Не то чтобы он уже не был дискутирован. Все коммунистические утопии, начиная с Платона и Мора и кончая эгалитарными писателями XVIII века - Мабли, Морелли, Годвином, Бабефом, покоятся на критике частной собственности. Но авторы их становились на точку зрения морали, а не экономии. Оригинальность сенсимонизма заключается в том, что он прямой наследник экономической и политической революции, потрясшей Францию и Европу в конце XVIII и начале XIX столетия. Социализм Сен-Симона выражает не смутное тяготение к примитивному и химерическому равенству; наоборот, он есть выражение юношеского энтузиазма перед новым промышленным строем, родившимся из механических изобретений и научных открытий. Он стремится дать наивысшее выражение современному духу. Он несет в себе благородные чаяния новых буржуазных классов, освобожденных революцией от опеки дворянства и духовенства и угрожаемых в своем победном шествии реакционной политикой Реставрации. Но он опережает интеллектуальный горизонт либеральной буржуазии. Он предвидит, какую роль будут играть в будущем рабочие классы, и готовится руководить ими. Но он обращается преимущественно к образованным классам - к инженерам, банкирам, артистам, ученым. Всем этим людям, выходцам из состоятельных классов, сенсимонисты проповедуют коллективизм и уничтожение права наследования как вернейшее средство для создания нового общества на основе науки и промышленности.

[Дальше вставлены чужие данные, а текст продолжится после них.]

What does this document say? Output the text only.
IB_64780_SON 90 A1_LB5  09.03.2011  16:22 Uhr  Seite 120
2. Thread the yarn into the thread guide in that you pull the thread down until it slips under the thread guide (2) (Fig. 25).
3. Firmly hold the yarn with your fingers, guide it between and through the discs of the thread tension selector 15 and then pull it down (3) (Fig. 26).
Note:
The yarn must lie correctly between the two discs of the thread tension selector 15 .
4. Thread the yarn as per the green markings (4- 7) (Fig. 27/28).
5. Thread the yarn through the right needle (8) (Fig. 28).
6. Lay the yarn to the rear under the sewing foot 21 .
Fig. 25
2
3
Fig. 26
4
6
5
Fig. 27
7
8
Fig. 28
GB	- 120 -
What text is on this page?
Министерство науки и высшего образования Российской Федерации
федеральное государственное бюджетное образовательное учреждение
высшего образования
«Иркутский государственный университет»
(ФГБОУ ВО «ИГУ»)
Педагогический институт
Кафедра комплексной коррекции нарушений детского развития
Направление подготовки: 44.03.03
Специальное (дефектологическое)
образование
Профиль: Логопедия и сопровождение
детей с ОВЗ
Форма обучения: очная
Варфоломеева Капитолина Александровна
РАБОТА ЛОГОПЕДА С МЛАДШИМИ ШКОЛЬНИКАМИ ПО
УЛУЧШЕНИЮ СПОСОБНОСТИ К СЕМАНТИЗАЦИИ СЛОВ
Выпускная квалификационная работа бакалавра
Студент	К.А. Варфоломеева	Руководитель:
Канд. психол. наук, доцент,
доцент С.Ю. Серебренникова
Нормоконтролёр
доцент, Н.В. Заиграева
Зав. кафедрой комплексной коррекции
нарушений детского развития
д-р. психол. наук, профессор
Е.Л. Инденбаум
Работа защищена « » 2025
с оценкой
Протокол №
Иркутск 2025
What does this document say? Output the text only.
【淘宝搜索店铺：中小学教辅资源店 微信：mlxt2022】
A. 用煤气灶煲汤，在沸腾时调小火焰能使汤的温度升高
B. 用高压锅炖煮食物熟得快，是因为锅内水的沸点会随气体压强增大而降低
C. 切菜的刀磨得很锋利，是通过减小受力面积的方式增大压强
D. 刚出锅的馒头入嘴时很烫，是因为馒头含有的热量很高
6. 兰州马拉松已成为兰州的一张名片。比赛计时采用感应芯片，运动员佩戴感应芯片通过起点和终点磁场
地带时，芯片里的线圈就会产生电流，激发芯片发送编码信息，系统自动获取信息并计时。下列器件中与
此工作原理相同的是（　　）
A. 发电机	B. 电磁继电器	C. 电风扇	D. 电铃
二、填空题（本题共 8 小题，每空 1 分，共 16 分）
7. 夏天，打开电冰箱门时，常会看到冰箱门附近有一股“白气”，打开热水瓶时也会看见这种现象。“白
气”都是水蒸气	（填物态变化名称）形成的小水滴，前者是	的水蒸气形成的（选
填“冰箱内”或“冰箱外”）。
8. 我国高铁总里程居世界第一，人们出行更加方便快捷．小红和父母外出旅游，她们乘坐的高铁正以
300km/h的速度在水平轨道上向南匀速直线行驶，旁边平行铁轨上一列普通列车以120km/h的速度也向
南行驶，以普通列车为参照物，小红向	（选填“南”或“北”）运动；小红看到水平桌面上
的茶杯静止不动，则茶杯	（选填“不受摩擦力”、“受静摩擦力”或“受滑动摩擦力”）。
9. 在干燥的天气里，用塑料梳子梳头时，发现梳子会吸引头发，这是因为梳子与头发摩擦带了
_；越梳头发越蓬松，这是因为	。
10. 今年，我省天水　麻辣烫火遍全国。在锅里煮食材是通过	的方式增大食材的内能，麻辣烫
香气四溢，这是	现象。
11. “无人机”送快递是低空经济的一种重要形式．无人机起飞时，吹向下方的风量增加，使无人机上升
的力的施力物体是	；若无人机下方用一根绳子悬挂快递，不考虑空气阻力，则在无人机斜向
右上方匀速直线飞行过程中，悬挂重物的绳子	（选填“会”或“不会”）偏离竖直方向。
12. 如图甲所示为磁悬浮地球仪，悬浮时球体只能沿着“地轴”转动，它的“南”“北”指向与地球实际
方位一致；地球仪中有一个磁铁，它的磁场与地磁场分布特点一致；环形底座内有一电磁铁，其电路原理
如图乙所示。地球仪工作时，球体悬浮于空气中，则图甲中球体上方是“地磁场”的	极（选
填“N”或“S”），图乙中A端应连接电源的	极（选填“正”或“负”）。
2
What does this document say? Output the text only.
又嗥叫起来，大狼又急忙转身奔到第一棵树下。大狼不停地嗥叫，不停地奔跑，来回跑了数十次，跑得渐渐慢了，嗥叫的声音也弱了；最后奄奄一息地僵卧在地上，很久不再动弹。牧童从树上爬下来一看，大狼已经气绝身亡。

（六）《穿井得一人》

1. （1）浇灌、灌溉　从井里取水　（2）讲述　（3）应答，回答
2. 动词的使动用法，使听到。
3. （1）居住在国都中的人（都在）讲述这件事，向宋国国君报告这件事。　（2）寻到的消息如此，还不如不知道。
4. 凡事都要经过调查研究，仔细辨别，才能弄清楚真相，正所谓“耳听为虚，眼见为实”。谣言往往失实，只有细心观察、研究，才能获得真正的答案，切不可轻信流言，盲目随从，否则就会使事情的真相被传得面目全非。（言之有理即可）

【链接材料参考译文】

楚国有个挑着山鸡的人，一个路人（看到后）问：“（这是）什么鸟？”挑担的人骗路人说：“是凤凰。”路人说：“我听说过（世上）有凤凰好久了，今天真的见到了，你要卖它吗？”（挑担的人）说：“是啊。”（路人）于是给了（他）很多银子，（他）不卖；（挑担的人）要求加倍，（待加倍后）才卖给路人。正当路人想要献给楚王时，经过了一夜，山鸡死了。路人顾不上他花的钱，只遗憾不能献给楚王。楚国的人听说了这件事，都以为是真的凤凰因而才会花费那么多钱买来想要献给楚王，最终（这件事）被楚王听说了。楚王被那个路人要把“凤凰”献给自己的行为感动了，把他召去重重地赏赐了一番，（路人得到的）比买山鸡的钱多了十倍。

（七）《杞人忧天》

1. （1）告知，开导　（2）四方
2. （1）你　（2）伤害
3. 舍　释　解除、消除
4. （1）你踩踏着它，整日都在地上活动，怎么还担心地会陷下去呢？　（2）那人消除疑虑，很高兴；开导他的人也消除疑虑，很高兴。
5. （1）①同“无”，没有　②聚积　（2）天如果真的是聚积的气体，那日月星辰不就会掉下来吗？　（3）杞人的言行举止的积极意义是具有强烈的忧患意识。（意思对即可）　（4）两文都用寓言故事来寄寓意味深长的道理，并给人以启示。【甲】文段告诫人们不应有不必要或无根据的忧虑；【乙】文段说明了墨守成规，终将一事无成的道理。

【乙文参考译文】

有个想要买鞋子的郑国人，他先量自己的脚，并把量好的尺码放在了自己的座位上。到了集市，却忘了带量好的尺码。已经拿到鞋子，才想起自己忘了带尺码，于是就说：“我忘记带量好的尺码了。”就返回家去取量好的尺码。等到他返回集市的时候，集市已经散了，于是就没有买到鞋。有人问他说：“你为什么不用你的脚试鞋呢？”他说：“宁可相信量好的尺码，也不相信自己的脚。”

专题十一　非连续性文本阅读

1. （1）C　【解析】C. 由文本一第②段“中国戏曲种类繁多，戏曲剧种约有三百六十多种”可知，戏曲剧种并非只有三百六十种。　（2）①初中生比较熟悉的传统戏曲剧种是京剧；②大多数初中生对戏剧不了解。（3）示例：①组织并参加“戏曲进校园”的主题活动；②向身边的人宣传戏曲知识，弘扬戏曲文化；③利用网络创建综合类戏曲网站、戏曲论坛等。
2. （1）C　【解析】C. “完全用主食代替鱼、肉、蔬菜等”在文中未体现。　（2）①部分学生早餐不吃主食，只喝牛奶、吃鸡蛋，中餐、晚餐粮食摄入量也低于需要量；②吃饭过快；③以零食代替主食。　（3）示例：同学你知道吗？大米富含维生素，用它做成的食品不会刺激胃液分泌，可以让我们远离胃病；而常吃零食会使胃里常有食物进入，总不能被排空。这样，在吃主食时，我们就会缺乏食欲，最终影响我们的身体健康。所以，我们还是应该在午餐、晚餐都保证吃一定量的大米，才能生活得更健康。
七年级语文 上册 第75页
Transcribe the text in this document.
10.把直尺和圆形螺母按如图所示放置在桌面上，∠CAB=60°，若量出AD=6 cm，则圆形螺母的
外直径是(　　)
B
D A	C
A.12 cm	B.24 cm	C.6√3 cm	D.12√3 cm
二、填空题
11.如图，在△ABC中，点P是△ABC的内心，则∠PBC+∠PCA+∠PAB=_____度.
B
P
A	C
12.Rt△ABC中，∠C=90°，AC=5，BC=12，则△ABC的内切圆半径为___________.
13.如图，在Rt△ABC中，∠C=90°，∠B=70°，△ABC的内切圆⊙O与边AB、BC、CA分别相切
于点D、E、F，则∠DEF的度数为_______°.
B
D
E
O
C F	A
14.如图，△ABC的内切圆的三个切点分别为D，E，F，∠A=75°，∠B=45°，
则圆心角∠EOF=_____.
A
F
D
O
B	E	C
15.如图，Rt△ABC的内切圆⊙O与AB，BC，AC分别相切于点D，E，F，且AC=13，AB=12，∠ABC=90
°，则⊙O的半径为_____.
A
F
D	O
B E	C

Поэтому, когда делают попытку отыскать происхождение сенсимонизма, то приходят к необходимости видеть в нем скорее всего неожиданное продолжение экономического либерализма, чем запоздалое восстановление старых социалистических концепций.
Действительно, в том, что называют сенсимонизмом, следует различать два последовательных учения: одно учение - Сен-Симона, а другое - его учеников, сенсимонистов. Первое есть простой "индустриализм", у которого социализм позаимствует некоторые черты, но который примыкает преимущественно к экономическому либерализму, выражаемому им в несколько преувеличенном виде. Только доктрина учеников заслуживает названия коллективизма. Однако логически она выводится из принципов учителя и ограничивается лишь продолжением и расширением их. Для истории экономических идей теория учеников, может быть, важнее. Но невозможно было бы ее понять, не зная теории Сен-Симона. Поэтому мы прежде всего изложим эту теорию и укажем на странную, но несомненную связь социализма Сен-Симона с экономическим либерализмом.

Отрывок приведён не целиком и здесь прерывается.